Cybersecurity researchers are calling attention to a “large-scale campaign” that has been observed compromising legitimate websites with malicious JavaScript injections.
According to Palo Alto Networks Unit 42, these malicious injects are obfuscated using JSFuck, which refers to an “esoteric and educational programming style” that uses only a limited set of characters to write and execute code.
The cybersecurity company has given the technique an alternate name JSFireTruck owing to the profanity involved.
“Multiple websites have been identified with injected malicious JavaScript that uses JSFireTruck obfuscation, which is composed primarily of the symbols [, ], +, $, {, and },” security researchers Hardik Shah, Brad Duncan, and Pranay Kumar Chhaparwal said. “The code’s obfuscation hides its true purpose, hindering analysis.”
Further analysis has determined that the injected code is designed to check the website referrer (“document.referrer“), which identifies the address of the web page from which a request originated.
Should the referrer be a search engine such as Google, Bing, DuckDuckGo, Yahoo!, or AOL, the JavaScript code redirects victims to malicious URLs that can deliver malware, exploits, traffic monetization, and malvertising.

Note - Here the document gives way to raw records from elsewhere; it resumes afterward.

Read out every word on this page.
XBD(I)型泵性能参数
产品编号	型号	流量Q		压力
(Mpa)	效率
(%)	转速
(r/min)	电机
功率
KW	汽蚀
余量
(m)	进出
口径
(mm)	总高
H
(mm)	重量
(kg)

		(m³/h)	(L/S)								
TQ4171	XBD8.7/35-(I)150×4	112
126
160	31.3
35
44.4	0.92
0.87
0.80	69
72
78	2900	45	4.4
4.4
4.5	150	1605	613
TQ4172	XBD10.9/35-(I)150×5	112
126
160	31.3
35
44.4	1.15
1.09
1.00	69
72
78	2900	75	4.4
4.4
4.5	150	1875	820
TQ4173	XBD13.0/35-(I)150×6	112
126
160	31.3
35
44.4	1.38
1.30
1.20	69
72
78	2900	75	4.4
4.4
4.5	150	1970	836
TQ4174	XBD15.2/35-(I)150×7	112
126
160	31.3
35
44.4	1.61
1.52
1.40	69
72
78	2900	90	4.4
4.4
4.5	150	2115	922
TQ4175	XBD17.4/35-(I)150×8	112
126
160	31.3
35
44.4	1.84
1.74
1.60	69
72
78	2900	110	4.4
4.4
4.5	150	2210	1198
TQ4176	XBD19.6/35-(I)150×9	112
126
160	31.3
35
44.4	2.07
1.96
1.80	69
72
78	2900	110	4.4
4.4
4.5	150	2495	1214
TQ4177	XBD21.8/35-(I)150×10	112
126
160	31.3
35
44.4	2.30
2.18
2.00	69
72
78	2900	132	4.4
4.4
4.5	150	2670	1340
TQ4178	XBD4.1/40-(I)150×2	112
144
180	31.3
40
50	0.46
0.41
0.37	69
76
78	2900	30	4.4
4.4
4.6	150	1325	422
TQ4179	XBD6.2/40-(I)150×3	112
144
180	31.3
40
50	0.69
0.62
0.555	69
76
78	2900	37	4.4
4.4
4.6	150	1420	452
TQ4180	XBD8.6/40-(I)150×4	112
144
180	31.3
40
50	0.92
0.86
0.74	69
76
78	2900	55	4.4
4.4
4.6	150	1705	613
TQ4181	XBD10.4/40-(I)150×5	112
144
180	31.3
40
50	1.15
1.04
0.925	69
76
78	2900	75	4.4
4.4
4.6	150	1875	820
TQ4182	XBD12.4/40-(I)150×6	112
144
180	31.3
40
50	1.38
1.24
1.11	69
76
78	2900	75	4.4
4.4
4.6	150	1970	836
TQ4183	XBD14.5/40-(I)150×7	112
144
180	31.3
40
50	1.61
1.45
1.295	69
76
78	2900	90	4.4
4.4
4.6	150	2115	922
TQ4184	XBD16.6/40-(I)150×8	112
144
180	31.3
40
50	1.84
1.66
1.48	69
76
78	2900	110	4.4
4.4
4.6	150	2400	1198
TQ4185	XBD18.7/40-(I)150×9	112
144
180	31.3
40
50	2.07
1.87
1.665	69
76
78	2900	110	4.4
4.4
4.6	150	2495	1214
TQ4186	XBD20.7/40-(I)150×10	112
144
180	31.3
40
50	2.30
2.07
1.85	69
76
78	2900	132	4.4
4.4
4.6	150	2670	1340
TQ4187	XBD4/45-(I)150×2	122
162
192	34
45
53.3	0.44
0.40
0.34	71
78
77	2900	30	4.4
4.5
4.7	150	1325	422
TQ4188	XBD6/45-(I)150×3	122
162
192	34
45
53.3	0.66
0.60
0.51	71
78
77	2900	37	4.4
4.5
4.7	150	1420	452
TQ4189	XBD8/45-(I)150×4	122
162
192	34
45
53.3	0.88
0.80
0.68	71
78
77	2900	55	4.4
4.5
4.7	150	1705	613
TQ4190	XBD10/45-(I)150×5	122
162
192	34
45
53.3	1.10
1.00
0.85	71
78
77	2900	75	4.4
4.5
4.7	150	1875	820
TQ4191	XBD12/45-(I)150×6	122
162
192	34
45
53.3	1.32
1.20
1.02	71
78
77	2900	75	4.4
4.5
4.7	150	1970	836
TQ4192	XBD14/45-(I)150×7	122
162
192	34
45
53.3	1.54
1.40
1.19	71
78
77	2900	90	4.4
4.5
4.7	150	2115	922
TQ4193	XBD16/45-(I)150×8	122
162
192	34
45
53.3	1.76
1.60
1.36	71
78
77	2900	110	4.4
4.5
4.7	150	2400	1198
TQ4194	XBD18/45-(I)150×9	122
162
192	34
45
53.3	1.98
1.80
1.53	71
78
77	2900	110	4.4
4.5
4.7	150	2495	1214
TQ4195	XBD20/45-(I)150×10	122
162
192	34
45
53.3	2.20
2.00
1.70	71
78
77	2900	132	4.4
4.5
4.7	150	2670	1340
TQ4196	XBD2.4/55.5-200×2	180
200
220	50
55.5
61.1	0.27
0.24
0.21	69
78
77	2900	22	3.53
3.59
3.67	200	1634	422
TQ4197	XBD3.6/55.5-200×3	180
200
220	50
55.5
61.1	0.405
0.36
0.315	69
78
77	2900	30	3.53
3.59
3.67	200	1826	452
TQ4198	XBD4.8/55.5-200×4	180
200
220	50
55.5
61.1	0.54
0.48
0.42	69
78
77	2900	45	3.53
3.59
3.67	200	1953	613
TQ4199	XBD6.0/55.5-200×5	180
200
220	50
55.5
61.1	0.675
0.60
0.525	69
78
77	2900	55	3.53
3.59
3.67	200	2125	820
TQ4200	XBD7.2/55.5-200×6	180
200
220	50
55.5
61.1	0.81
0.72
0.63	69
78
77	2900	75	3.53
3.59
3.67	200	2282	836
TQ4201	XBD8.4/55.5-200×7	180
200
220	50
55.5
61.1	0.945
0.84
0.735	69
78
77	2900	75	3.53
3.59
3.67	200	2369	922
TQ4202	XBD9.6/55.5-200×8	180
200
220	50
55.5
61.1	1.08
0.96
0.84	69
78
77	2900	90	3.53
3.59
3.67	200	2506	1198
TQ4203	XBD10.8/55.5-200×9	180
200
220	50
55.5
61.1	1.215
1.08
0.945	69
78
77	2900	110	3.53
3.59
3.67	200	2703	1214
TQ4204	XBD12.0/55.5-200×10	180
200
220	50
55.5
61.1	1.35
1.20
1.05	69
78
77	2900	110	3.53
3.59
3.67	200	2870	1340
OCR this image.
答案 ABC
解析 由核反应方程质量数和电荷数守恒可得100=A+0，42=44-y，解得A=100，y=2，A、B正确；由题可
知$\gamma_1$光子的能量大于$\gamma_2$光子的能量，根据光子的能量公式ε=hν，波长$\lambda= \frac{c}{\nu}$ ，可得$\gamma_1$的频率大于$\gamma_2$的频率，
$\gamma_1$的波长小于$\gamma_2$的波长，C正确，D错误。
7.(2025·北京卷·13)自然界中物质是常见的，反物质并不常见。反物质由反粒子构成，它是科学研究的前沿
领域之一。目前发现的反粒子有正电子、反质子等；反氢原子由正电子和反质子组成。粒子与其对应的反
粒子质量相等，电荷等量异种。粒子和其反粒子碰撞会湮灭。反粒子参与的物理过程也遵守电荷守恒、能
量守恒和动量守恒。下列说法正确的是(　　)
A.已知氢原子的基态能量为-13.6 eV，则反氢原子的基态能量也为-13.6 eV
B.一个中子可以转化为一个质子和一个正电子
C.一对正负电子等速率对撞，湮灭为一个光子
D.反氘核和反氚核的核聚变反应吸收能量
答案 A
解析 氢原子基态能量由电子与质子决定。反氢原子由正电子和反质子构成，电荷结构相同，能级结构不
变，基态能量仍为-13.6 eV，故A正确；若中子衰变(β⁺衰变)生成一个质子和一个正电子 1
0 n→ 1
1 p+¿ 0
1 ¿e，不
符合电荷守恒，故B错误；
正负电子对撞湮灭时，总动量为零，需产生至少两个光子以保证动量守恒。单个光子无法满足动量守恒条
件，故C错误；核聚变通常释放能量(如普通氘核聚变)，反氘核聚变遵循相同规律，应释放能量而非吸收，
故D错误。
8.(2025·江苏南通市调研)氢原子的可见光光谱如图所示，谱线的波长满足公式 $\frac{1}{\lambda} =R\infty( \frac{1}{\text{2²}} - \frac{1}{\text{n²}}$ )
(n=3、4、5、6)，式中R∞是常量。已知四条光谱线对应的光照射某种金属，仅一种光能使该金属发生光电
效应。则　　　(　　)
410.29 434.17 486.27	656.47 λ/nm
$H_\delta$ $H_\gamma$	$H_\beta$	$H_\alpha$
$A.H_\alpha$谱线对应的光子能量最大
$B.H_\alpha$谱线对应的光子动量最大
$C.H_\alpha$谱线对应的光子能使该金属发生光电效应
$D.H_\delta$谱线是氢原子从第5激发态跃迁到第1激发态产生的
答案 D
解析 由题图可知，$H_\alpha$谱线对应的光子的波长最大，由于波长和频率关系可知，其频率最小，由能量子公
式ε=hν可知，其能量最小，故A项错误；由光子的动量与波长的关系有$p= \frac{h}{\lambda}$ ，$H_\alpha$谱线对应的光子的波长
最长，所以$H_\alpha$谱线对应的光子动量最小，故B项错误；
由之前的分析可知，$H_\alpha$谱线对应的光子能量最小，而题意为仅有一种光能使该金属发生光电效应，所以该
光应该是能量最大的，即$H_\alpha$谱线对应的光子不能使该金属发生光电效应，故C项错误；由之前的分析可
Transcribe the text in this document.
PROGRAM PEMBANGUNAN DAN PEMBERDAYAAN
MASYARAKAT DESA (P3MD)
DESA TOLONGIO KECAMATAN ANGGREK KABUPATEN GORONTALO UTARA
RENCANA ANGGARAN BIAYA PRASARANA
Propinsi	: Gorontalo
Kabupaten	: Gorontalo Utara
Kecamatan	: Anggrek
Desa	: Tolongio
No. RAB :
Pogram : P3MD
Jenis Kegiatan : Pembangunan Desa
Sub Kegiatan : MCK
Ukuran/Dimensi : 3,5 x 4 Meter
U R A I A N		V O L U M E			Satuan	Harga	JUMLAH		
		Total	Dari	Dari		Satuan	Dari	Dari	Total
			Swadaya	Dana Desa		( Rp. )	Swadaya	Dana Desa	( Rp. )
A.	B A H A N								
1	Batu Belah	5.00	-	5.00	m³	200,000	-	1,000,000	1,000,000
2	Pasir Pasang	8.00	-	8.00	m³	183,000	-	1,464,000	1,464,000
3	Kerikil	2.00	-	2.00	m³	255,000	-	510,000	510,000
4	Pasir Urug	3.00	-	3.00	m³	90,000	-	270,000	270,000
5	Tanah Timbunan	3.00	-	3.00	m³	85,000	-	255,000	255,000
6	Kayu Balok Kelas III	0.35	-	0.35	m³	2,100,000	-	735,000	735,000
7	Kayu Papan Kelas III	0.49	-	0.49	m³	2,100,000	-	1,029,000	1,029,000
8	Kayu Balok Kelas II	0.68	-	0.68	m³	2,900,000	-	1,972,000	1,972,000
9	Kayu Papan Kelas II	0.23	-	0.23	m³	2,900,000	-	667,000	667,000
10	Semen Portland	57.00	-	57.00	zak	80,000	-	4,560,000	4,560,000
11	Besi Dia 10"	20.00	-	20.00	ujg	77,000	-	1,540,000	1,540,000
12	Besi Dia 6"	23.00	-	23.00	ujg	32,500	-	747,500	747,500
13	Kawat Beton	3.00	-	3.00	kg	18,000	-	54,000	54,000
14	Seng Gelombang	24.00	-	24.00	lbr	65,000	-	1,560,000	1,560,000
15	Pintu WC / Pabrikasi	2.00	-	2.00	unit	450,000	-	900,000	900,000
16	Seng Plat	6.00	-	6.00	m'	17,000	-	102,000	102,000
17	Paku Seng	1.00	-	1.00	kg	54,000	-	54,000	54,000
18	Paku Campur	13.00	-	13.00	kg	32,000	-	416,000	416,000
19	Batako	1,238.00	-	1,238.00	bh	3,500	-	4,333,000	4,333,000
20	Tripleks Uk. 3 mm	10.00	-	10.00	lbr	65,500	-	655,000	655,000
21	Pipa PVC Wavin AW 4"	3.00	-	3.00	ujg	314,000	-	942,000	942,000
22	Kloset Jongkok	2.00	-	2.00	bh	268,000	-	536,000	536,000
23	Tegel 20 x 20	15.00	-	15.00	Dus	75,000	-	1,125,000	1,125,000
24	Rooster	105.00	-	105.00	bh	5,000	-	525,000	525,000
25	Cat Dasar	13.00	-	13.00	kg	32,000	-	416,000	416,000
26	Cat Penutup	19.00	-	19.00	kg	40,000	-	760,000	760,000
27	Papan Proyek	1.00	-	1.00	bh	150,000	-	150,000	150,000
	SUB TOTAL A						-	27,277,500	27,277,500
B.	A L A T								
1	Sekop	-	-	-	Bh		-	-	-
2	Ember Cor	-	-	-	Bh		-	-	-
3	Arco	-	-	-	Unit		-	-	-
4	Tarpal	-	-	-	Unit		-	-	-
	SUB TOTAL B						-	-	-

Unit 42 said its telemetry uncovered 269,552 web pages that have been infected with JavaScript code using the JSFireTruck technique between March 26 and April 25, 2025. A spike in the campaign was first recorded on April 12, when over 50,000 infected web pages were recorded in a single day.
“The campaign’s scale and stealth pose a significant threat,” the researchers said. “The widespread nature of these infections suggests a coordinated effort to compromise legitimate websites as attack vectors for further malicious activities.”
Say Hello to HelloTDS
The development comes as Gen Digital took the wraps off a sophisticated Traffic Distribution Service (TDS) called HelloTDS that’s designed to conditionally redirect site visitors to fake CAPTCHA pages, tech support scams, fake browser updates, unwanted browser extensions, and cryptocurrency scams through remotely-hosted JavaScript code injected into the sites.
The primary objective of the TDS is to act as a gateway, determining the exact nature of content to be delivered to the victims after fingerprinting their devices. If the user is not deemed a suitable target, the victim is redirected to a benign web page.
“The campaign entry points are infected or otherwise attacker-controlled streaming websites, file sharing services, as well as malvertising campaigns,” researchers Vojtěch Krejsa and Milan Špinka said in a report published this month.
“Victims are evaluated based on geolocation, IP address, and browser fingerprinting; for example, connections through VPNs or headless browsers are detected and rejected.”
Some of these attack chains have been found to serve bogus CAPTCHA pages that leverage the ClickFix strategy to trick users into running malicious code and infecting their machines with a malware known as PEAKLIGHT (aka Emmenhtal Loader), which is known to server information stealers like Lumma.
Central to the HelloTDS infrastructure is the use of .top, .shop, and .com top-level domains that are used to host the JavaScript code and trigger the redirections following a multi-stage fingerprinting process engineered to collect network and browser information.
“The HelloTDS infrastructure behind fake CAPTCHA campaigns demonstrates how attackers continue to refine their methods to bypass traditional protections, evade detection, and selectively target victims,” the researchers said.
“By leveraging sophisticated fingerprinting, dynamic domain infrastructure, and deception tactics (such as mimicking legitimate websites and serving benign content to researchers) these campaigns achieve both stealth and scale.”